The situation is not yet alarming. The market is still far from being highly concentrated, as there are many firms in the market, with the top firm still below 7% market share. But with more investment in R&D, which is actually the cited rationale for the mergers, the gap between MNCs and local firms is going to increase. The fact that Abbott was willing to pay a price that is nine times the value of the company is evident of this future growth potential. A pattern is indeed developing where the market is being slowly transformed from a very competitive one to one dominated by few companies. If such companies were to dominate the market, there is nothing that can stop them from abusing the position if they believe they can get away with it. An interesting question then arises whether these companies have a history for respecting competition laws under different jurisdictions.
A look at the competition cases on the global scene over the past years will reveal that these companies are no saints, in so far as respecting competition laws. Sanofi-Aventis, for example, was part of the famous international vitamins cartel, which according to published research, has been convicted of price fixing for more than ten times in its history. GSK has been a subject of investigation under EU and Greece competition laws under allegations of abuse of dominance in the pharmaceutical market. A lawsuit was filed in April 2004 against Abbott Labs after it was accused of abusing its monopoly over an essential anti-retroviral drug to overcharge tens of thousands of AIDS patients. Early this year, Mexico’s Federal Competition Commission fined Fresenius Kabi and two other firms for rigging government tenders for insulin. To expect that these companies will behave like angels in the markets in India might be expecting too much.

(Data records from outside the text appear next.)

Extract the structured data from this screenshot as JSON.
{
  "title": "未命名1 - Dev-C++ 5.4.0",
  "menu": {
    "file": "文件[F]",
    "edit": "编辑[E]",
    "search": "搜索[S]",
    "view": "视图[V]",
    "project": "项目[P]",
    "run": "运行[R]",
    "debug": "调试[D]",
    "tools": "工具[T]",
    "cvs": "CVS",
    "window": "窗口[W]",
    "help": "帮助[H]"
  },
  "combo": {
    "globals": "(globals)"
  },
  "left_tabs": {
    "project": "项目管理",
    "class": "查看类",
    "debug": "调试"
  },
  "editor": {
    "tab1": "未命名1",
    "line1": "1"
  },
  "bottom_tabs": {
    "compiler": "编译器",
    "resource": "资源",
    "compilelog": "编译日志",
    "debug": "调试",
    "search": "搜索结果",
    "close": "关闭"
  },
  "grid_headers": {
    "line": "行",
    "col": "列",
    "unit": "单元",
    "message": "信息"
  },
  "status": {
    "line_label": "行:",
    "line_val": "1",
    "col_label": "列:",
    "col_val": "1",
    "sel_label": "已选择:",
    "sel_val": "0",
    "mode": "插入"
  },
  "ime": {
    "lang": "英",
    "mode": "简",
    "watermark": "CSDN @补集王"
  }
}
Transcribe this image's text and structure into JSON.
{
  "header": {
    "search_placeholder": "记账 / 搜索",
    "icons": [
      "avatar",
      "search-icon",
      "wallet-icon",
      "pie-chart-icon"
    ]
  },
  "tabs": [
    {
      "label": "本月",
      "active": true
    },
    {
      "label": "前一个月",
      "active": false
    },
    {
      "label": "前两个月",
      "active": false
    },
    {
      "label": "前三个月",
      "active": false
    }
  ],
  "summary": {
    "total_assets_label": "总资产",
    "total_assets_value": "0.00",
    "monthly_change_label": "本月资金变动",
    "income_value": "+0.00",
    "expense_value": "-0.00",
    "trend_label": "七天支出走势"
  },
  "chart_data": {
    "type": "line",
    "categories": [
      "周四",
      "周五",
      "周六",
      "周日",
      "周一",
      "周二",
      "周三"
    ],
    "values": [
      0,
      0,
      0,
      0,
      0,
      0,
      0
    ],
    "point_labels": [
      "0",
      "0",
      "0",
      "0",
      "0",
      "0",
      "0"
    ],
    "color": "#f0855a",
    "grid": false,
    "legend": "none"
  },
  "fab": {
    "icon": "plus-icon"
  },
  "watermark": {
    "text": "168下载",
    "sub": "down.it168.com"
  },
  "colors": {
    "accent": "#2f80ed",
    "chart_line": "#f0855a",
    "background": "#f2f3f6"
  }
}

While it can be said that the Competition Commission of India (CCI) would be monitoring the companies when they are in the market, other competition authorities, who are more experienced in monitoring and investigating cases than CCI, have taken steps at controlling potential abuse during the M&A approval stage. In South Africa, GSK’s merger with Aspen Pharmacare was approved but subject to conditions aimed at ensuring continued availability of generic medicines at cheaper prices by licensing other generic drug manufacturers. In the EU, Abbott’s acquisition of Solvay Pharma was approved subject to the divestment of one business of Solvay’s subsidiary (the Cystic Fibrosis testing business). The EU also approved the acquisition of Zentiva by Sanofi-Aventis on condition that it divest fifteen drugs from their production line in six European Union member states.
If the EU is afraid of letting the companies dominate the market, even with its investigative strength, should we also not worry? It is, therefore, that I have often argued that there is an urgent need for CCI to be empowered to assess and regulate all mergers. This is only to ensure that if they potentially harm competition, then steps are taken to ensure that the harmful effect is diluted. The argument is not, and has never been, that MNCs should be stopped from coming to India or Indian MNCs from going out.
The writer is the secretary general of CUTS International. Cornelius Dube of CUTS contributed to this article.